Ne hormonlu gıda bilirdik ne genetiğiyle oynanmış besinler gibi bir derdimiz vardı. Ne çekirdeksiz karpuz gibi bir garabet peşindeydik ne evimize giren balık için acaba ‘deniz mi, çiftlik mi’ diye bir soru işaretimiz olurdu. Suyumuzu evdeki musluktan içerdik. Babalarımız tavuğumuzu kendisi yetiştirir, analarımız hamuru kendi elleriyle açardı. Şeftalimizi, mandalinamızı, domatesimizi bahçemizden elimizle koparır, bahçe musluğunda yıkayıp sularını akıta akıta, kokusu burnumuzu tadı ağzımızı doldurarak yerdik. Tepelerdeki ağaçların hepsini tanırdık çünkü birçoğu tırmandığımız, öğle sıcağında gölgesinde uyuduğumuz, vakti geldiğinde fıstıklarını toplayıp, ellerimize bulaşan reçineyi çıkarmak için çamurla ovalayıp deniz suyuyla yıkadığımız dostlarımızdı. Anneler Günü’nde, varsa kendi bahçemizden yoksa komşuların bahçelerinden kucak dolusu ve kendileri gibi kokan güller toplayıp getirirdik annelerimize. Ve dünyanın en değerli armağanını almış gibi kucaklar, öperlerdi bizi. Yaz günü denizden gelince kuyudan çektiğimiz buz gibi suyu birbirimize kova kova atarak insanı dirilten ürpertiler ve neşeli çığlıklar içinde duş yapardık. Oyuncaklarımızı satın almaz (çünkü satın alınacak oyuncak yoktu, olsa bile para öyle şeylere harcanamayacak kadar zor kazanılıyordu) kendimiz yapar, onunla da yetinmez, masraf ya da malzeme gerektirmeyen, sadece akıla ve hayal gücüne dayanan oyunlar icat ederdik.

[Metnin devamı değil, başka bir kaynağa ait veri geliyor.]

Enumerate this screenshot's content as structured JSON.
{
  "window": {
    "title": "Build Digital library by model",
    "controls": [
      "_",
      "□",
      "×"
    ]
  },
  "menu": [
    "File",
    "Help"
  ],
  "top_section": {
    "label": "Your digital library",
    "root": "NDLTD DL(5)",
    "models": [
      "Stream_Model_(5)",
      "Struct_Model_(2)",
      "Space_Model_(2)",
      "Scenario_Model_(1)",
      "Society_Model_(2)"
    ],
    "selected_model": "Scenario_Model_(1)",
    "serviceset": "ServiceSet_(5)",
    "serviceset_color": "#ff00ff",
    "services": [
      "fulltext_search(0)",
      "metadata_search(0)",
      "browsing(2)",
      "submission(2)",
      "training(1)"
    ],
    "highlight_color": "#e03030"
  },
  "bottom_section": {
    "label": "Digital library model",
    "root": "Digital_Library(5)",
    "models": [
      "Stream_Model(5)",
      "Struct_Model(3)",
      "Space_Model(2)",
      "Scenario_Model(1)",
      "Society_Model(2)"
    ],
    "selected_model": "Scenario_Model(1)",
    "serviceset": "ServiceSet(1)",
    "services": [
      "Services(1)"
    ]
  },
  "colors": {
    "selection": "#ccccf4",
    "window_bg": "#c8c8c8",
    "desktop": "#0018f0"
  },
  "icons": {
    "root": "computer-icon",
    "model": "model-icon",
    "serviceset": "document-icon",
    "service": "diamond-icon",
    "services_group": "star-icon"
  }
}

Benim çoçuklarımın da geçmek zorunda olduğu işkencelerden biri olan; her gün okula gidebilmek için kış-kıyamet, sabahın saat altı buçuğunda servis bekleme ve sonrasında duman, hava kirliliği, sinir ve keşmekeşten oluşan trafiğin içinde bir buçuk-iki saat yol gitme gibi bir tecrübeyi hiç yaşamadık. Sünnette adı konulmamış bir gelenek olarak; ‘artık ekek oldun’ diye ağzımıza uzatılan sigaradan çekmemize izin verilen bir nefes sigarayı öksürükler ve öğürtüler içinde iade ederdik. Aynı yaşlardaki şimdinin çoçukları gibi okulumuzun önünde; bırakın sigarayı, uyuşturucu satmak için dolaşan sırtlanlar olması düşünülemezdi bile.

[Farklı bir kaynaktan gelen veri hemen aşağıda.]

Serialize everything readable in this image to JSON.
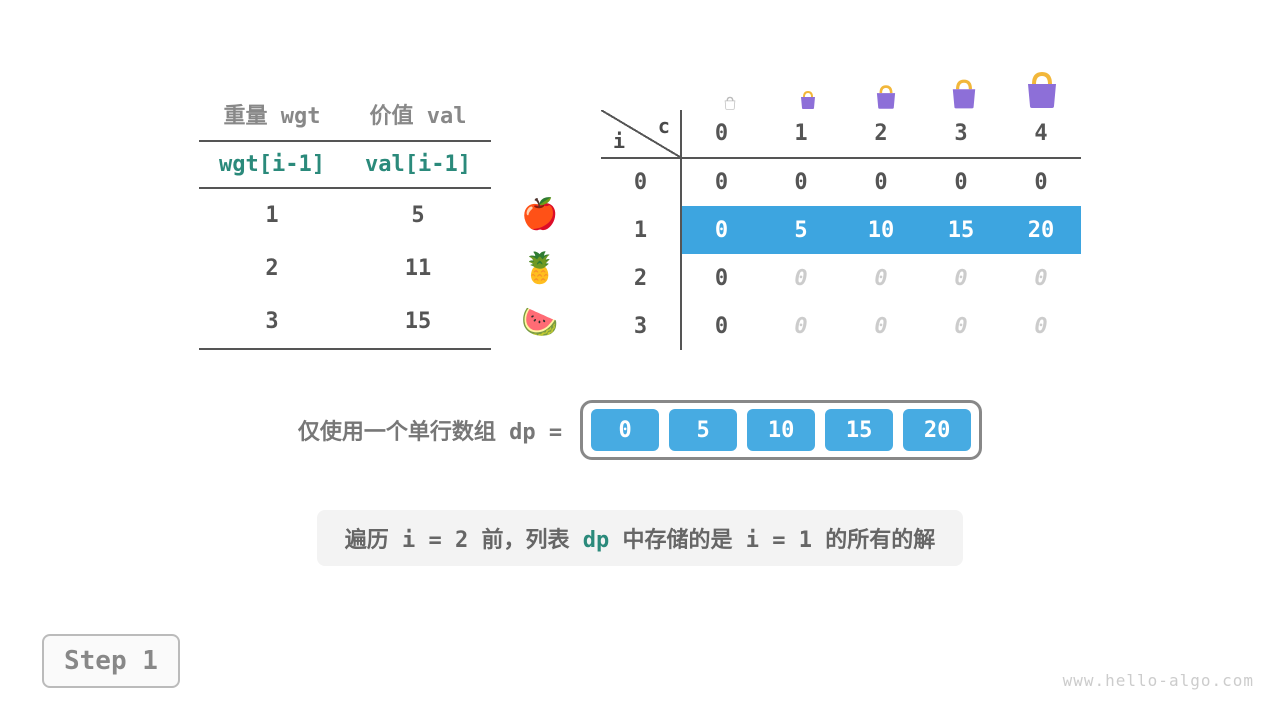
{
  "chart_data": {
    "type": "table",
    "title": "完全背包 dp 单行数组 Step 1",
    "items": [
      {
        "weight": 1,
        "value": 5,
        "icon": "apple"
      },
      {
        "weight": 2,
        "value": 11,
        "icon": "pineapple"
      },
      {
        "weight": 3,
        "value": 15,
        "icon": "watermelon"
      }
    ],
    "capacities": [
      0,
      1,
      2,
      3,
      4
    ],
    "dp_full": [
      [
        0,
        0,
        0,
        0,
        0
      ],
      [
        0,
        5,
        10,
        15,
        20
      ],
      [
        0,
        0,
        0,
        0,
        0
      ],
      [
        0,
        0,
        0,
        0,
        0
      ]
    ],
    "highlight_row": 1,
    "faded_rows": [
      2,
      3
    ],
    "dp_single": [
      0,
      5,
      10,
      15,
      20
    ]
  },
  "items_header": {
    "wgt": "重量 wgt",
    "val": "价值 val"
  },
  "items_subheader": {
    "wgt": "wgt[i-1]",
    "val": "val[i-1]"
  },
  "corner": {
    "c": "c",
    "i": "i"
  },
  "row_index": [
    "0",
    "1",
    "2",
    "3"
  ],
  "dp_label": "仅使用一个单行数组 dp =",
  "caption": {
    "pre": "遍历 i = 2 前，列表 ",
    "hl": "dp",
    "post": " 中存储的是 i = 1 的所有的解"
  },
  "step_label": "Step 1",
  "watermark": "www.hello-algo.com",
  "bag_sizes": [
    14,
    20,
    26,
    32,
    40
  ],
  "colors": {
    "accent": "#3da5e0",
    "teal": "#2b8a7b",
    "purple": "#8d6fd8",
    "handle": "#f2b73a"
  }
}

Her şeyi olduğu gibi ‘beslenme alışkanlıklarını’ da önünü sonunu düşünmeden ithal ettik. Zaman zaman eşimin pişirdiği ve aramızda adı hala ‘anne köftesi’ olan mis gibi kuru köfteden, ne idüğü belirsiz hamburgerlere, dondurulmuş besinlere, üç dakikada hazırlanan beş dakikada ayak üzeri tüketilen hazır gıdalara geçtik. İyi ettik. Ve şimdi… Haydi çocuklar kolesterol kontrolüne.